Sekedar menyenangkan hati yang berbeda dianggap menggadaikan akidah. Sekedar menyapa dan memberikan selamat seolah berbagi keyakinan. Dan yang mempertegas diri dengan keyakinan yang kaku dan keras tanpa berinteraksi dianggap paling agamis. Hidupmu terjebak dalam belenggu hitam putih tanpa warna!

Islam sejatinya mengajarkan toleransi. Praktek yang diajarkan Rasulullah dalam kehidupan sehari-hari tidak pernah membeda-bedakan orang berdasarkan latar bekalangnya. Tidak ada batasan ketika Nabi Muhammad melakukan interaksi ekonomi (muamalah) dengan umat lain dan bertetangga dengan non-muslim.

Nabi pun sering menerima tamu non muslim dan berdiskusi tentang keagamaan. Tidak hanya di Madinah ketika di Makkah Nabi sudah sering berinteraksi dan menerima tamu yang berbeda keyakinan. Dari beberapa kisah, di Makkah Nabi pernah menerima rombongan tamu yang terdiri dari pendeta Nasrani Habasyah berjumlah 70 orang. Di Makkah pula Nabi pernah menerima tamu dari kamu kafir Quraisy. Di Madinah pergaulan Nabi tambah luas dengan menerima banyak tamu yang beragam. 

Bahkan, lihatlah bagaimana Nabi pernah memberikan izin umat lain beribadah di Masjid, ketika ada 60 orang Nasrani Najran datang ke Madinah untuk menemui Rasul. Sahabat kaget, geram dan marah, tetapi Nabi meminta mereka untuk membiarkannya.

Toleransi Tidak Menghilangkan Akidah, Justru Mempertegas Keimanan

Bertoleransi tidak bakal menghilangkan keimanan seorang muslim. Kecuali memang ia merasa imannya lemah sehingga ketika berinterkasi dan bersikap baik terhadap yang berbeda agama seolah imannya luntur. Jika ketakutan ini yang muncul wajar jika sebagian dari kita sangat membenci istilah toleransi.

Dalam prakteknya, toleransi bukan negosiasi akidah dan kompromi keyakinan. Toleransi lebih pada praktek perilaku sosial kepada yang berbeda. Urusan akidah, Islam sudah sangat jelas. Untukmu agamamu, dan untukkulah, agamaku. (Q.S. al-Kafirun: 1-6).

Bertoleransi juga tidak ingin membenarkan keyakinan seseorang, tetapi semata ingin hidup berdampingan dalam keragaman secara harmonis. Jika pikiran paranoid terhadap perbedaan muncul kita perlu memeriksa dalam diri kita bahwa sesungguhnya kita belum merdeka.
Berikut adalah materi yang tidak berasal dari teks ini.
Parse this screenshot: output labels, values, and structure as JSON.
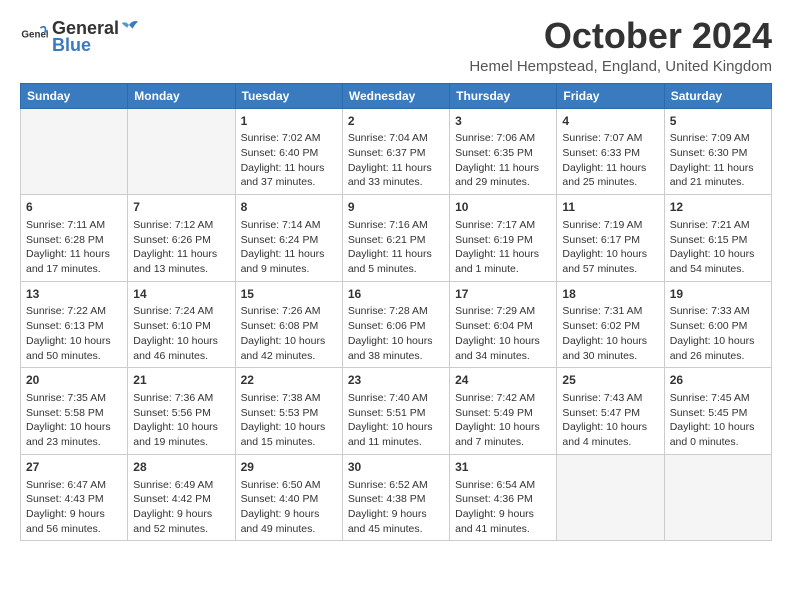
{
  "logo": {
    "general": "General",
    "blue": "Blue"
  },
  "title": "October 2024",
  "location": "Hemel Hempstead, England, United Kingdom",
  "days_of_week": [
    "Sunday",
    "Monday",
    "Tuesday",
    "Wednesday",
    "Thursday",
    "Friday",
    "Saturday"
  ],
  "weeks": [
    [
      {
        "day": "",
        "info": ""
      },
      {
        "day": "",
        "info": ""
      },
      {
        "day": "1",
        "info": "Sunrise: 7:02 AM\nSunset: 6:40 PM\nDaylight: 11 hours and 37 minutes."
      },
      {
        "day": "2",
        "info": "Sunrise: 7:04 AM\nSunset: 6:37 PM\nDaylight: 11 hours and 33 minutes."
      },
      {
        "day": "3",
        "info": "Sunrise: 7:06 AM\nSunset: 6:35 PM\nDaylight: 11 hours and 29 minutes."
      },
      {
        "day": "4",
        "info": "Sunrise: 7:07 AM\nSunset: 6:33 PM\nDaylight: 11 hours and 25 minutes."
      },
      {
        "day": "5",
        "info": "Sunrise: 7:09 AM\nSunset: 6:30 PM\nDaylight: 11 hours and 21 minutes."
      }
    ],
    [
      {
        "day": "6",
        "info": "Sunrise: 7:11 AM\nSunset: 6:28 PM\nDaylight: 11 hours and 17 minutes."
      },
      {
        "day": "7",
        "info": "Sunrise: 7:12 AM\nSunset: 6:26 PM\nDaylight: 11 hours and 13 minutes."
      },
      {
        "day": "8",
        "info": "Sunrise: 7:14 AM\nSunset: 6:24 PM\nDaylight: 11 hours and 9 minutes."
      },
      {
        "day": "9",
        "info": "Sunrise: 7:16 AM\nSunset: 6:21 PM\nDaylight: 11 hours and 5 minutes."
      },
      {
        "day": "10",
        "info": "Sunrise: 7:17 AM\nSunset: 6:19 PM\nDaylight: 11 hours and 1 minute."
      },
      {
        "day": "11",
        "info": "Sunrise: 7:19 AM\nSunset: 6:17 PM\nDaylight: 10 hours and 57 minutes."
      },
      {
        "day": "12",
        "info": "Sunrise: 7:21 AM\nSunset: 6:15 PM\nDaylight: 10 hours and 54 minutes."
      }
    ],
    [
      {
        "day": "13",
        "info": "Sunrise: 7:22 AM\nSunset: 6:13 PM\nDaylight: 10 hours and 50 minutes."
      },
      {
        "day": "14",
        "info": "Sunrise: 7:24 AM\nSunset: 6:10 PM\nDaylight: 10 hours and 46 minutes."
      },
      {
        "day": "15",
        "info": "Sunrise: 7:26 AM\nSunset: 6:08 PM\nDaylight: 10 hours and 42 minutes."
      },
      {
        "day": "16",
        "info": "Sunrise: 7:28 AM\nSunset: 6:06 PM\nDaylight: 10 hours and 38 minutes."
      },
      {
        "day": "17",
        "info": "Sunrise: 7:29 AM\nSunset: 6:04 PM\nDaylight: 10 hours and 34 minutes."
      },
      {
        "day": "18",
        "info": "Sunrise: 7:31 AM\nSunset: 6:02 PM\nDaylight: 10 hours and 30 minutes."
      },
      {
        "day": "19",
        "info": "Sunrise: 7:33 AM\nSunset: 6:00 PM\nDaylight: 10 hours and 26 minutes."
      }
    ],
    [
      {
        "day": "20",
        "info": "Sunrise: 7:35 AM\nSunset: 5:58 PM\nDaylight: 10 hours and 23 minutes."
      },
      {
        "day": "21",
        "info": "Sunrise: 7:36 AM\nSunset: 5:56 PM\nDaylight: 10 hours and 19 minutes."
      },
      {
        "day": "22",
        "info": "Sunrise: 7:38 AM\nSunset: 5:53 PM\nDaylight: 10 hours and 15 minutes."
      },
      {
        "day": "23",
        "info": "Sunrise: 7:40 AM\nSunset: 5:51 PM\nDaylight: 10 hours and 11 minutes."
      },
      {
        "day": "24",
        "info": "Sunrise: 7:42 AM\nSunset: 5:49 PM\nDaylight: 10 hours and 7 minutes."
      },
      {
        "day": "25",
        "info": "Sunrise: 7:43 AM\nSunset: 5:47 PM\nDaylight: 10 hours and 4 minutes."
      },
      {
        "day": "26",
        "info": "Sunrise: 7:45 AM\nSunset: 5:45 PM\nDaylight: 10 hours and 0 minutes."
      }
    ],
    [
      {
        "day": "27",
        "info": "Sunrise: 6:47 AM\nSunset: 4:43 PM\nDaylight: 9 hours and 56 minutes."
      },
      {
        "day": "28",
        "info": "Sunrise: 6:49 AM\nSunset: 4:42 PM\nDaylight: 9 hours and 52 minutes."
      },
      {
        "day": "29",
        "info": "Sunrise: 6:50 AM\nSunset: 4:40 PM\nDaylight: 9 hours and 49 minutes."
      },
      {
        "day": "30",
        "info": "Sunrise: 6:52 AM\nSunset: 4:38 PM\nDaylight: 9 hours and 45 minutes."
      },
      {
        "day": "31",
        "info": "Sunrise: 6:54 AM\nSunset: 4:36 PM\nDaylight: 9 hours and 41 minutes."
      },
      {
        "day": "",
        "info": ""
      },
      {
        "day": "",
        "info": ""
      }
    ]
  ]
}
Surat di atas menegaskan sesungguhnya toleransi dibatasi tidak boleh dalam persoalan teologi (akidah) dan peribadatan (syari’ah). Atas nama toleransi tidak boleh umat beragama memaksakan diri untuk mencampuradukkan teologi dan Syariah agama. Karena perbedaan aspek teologis dan peribadatan tersebut, agama tidak bisa dikompromikan atas nama toleransi.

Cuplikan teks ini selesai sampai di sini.